A City Machine:The exercise was constructed as a single, loosely formed sequence of ideas, focusing on the complex, ‘organic’ multiplicities that constitute South Asian Urbanity. We were focussed, on the one hand, on historical processes constantly informing the shaping of the city, and on the other, on the ‘moment’. The city was seen as a quasi-industrial system, which worked in order to re-produce itself; and design was influenced by ideas borrowed from the disciplines of production engineering and industrial engineering.
- …Having to do with domicile… {domestic and nomadic} topologies.
- …Having to do with real space… {or Euclidean surface boundaries}.
- …Having to do with the public…
spaces of {production, exchange and consumption}.
The city was seen as a mechanical assemblage, producing ever new formations within itself, constantly transforming and finding new identities. We thought in a single determinate mobilisation. Wherein we analysed Urban systems as constituted of various topologies, a consequence of force diagrammes which might be stated as: a City - Machine.

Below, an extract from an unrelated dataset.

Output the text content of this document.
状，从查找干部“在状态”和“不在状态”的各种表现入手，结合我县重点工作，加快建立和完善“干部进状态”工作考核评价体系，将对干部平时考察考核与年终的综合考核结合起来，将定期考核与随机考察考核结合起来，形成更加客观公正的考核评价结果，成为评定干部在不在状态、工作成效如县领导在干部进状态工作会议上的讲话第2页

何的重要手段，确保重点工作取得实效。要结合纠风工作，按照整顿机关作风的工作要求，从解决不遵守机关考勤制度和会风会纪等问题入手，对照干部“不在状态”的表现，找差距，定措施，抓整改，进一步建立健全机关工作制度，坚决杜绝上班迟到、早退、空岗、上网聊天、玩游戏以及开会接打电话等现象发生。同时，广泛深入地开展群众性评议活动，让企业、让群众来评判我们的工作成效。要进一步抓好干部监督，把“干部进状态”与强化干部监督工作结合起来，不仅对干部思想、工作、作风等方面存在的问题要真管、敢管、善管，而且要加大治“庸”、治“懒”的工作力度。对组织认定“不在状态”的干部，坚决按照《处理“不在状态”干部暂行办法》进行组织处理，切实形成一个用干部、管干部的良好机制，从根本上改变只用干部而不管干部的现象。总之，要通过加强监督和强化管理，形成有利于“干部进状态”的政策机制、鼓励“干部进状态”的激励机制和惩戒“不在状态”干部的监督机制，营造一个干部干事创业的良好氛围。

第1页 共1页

A city - Machine and its sub-systems are modelled as 3d diagrammes, which are treated as 'sites' by assuming that Architecture inhabits a synthetic City - Machine rather than a space plotting divisions and classification, representing the ownership of property. Or the Relation of Immanence of the Eater and the Eaten.

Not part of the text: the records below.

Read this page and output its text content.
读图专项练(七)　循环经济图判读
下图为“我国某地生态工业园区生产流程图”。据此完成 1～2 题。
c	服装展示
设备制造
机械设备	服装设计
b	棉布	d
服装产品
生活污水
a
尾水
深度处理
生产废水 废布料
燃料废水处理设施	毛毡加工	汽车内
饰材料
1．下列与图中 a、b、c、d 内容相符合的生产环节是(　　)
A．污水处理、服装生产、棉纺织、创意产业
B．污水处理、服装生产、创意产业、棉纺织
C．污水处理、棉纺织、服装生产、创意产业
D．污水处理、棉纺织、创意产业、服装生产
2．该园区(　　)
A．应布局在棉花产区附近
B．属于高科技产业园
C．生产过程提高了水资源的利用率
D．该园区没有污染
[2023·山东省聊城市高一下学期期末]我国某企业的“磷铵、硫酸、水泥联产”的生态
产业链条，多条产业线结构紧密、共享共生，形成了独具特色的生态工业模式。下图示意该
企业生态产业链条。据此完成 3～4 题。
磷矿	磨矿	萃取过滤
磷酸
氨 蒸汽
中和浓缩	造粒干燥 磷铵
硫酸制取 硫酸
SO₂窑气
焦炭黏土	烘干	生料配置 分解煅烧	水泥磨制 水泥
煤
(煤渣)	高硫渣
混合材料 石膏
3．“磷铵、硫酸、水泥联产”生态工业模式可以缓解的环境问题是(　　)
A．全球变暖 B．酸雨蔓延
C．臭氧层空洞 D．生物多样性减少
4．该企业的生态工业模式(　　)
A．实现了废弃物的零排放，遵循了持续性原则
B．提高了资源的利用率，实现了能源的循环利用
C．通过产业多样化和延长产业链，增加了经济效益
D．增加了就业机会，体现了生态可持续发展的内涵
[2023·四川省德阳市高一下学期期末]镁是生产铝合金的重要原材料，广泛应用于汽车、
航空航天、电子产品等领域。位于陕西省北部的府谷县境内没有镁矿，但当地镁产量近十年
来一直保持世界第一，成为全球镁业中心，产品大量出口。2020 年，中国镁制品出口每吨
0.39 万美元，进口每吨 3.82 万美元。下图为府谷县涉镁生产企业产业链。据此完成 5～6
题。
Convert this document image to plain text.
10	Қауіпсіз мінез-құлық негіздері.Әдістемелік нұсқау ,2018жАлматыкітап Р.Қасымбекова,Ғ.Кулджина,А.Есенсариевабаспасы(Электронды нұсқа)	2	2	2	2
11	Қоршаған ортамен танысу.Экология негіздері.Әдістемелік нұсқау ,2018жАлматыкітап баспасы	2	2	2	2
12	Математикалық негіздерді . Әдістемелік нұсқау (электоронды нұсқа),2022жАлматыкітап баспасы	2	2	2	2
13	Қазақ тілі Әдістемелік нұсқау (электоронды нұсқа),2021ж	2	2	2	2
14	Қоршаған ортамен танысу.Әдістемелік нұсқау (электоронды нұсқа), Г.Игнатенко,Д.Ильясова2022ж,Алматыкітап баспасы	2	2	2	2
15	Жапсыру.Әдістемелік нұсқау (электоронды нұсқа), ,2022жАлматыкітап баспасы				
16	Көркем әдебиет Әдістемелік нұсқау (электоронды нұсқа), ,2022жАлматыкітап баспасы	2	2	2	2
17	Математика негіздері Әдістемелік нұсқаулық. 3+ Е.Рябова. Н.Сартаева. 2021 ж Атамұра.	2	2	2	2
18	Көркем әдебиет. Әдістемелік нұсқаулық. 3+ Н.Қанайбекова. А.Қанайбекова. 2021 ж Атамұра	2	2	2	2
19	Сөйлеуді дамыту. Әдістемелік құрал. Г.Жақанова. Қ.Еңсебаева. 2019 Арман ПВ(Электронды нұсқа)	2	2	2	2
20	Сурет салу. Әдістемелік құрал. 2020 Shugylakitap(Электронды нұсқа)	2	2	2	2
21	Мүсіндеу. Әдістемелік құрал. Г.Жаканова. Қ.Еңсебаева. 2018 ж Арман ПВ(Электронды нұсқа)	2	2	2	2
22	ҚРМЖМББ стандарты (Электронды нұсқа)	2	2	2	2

The writing in a sense encapsulates the history of 20th century architecture, and the city : a city of processes at once formative and destructive...the processes of production, the production of production relations, and the production of destruction.

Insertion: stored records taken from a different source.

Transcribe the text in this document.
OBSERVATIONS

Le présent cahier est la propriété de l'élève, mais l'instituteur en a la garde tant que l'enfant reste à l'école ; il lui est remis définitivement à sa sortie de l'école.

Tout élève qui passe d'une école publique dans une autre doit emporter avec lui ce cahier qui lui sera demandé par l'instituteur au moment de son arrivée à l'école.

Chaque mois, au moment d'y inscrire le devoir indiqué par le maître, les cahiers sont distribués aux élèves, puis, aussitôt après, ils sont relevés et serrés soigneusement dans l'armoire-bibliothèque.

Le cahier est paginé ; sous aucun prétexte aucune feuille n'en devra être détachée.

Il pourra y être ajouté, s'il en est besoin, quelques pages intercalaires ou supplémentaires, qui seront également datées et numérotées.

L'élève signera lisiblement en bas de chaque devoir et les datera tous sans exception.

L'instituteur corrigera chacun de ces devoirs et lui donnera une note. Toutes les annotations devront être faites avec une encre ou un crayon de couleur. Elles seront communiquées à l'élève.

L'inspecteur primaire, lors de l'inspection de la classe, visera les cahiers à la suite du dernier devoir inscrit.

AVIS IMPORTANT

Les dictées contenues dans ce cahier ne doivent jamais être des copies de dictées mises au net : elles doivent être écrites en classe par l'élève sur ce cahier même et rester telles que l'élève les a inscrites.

The twentieth century saw a transformation in the way we understand the urban artefact, freed at last from the confines of physicality, of the Surface. We nowwork without the orthographic and the optical in the production of cities. The urban artefact was seen outside of the empirically experienceable as our understanding of space [and of our own bodies] transformed. We now know space and our bodies with senses other then the bodily.
By its trajectories, the objectile forms a vast force field, a mathematical space, on the one hand, a space of diagrammes...of the 'decomposition of bending moments or of flexicons...where numerical division is only the condition of morphogenetic movements...' and on the other hand, the formation of an organism...'increasingly probable and natural when an infinity of intermediate states is given'.
This studio sets out to learn to map, draw and compose the codes within which societies live, and cities come into existence. If the city is not understood as composed of “membranes and limits”, then the interior and exterior milieus come together as codings.
The agent of representation will need to compose and construct the appropriate membranes, but these will always need to arise from the processes of the milieu. With this in mind, the programme for the studio elaborates the stages of study, the aspects of study and methods of inquiry.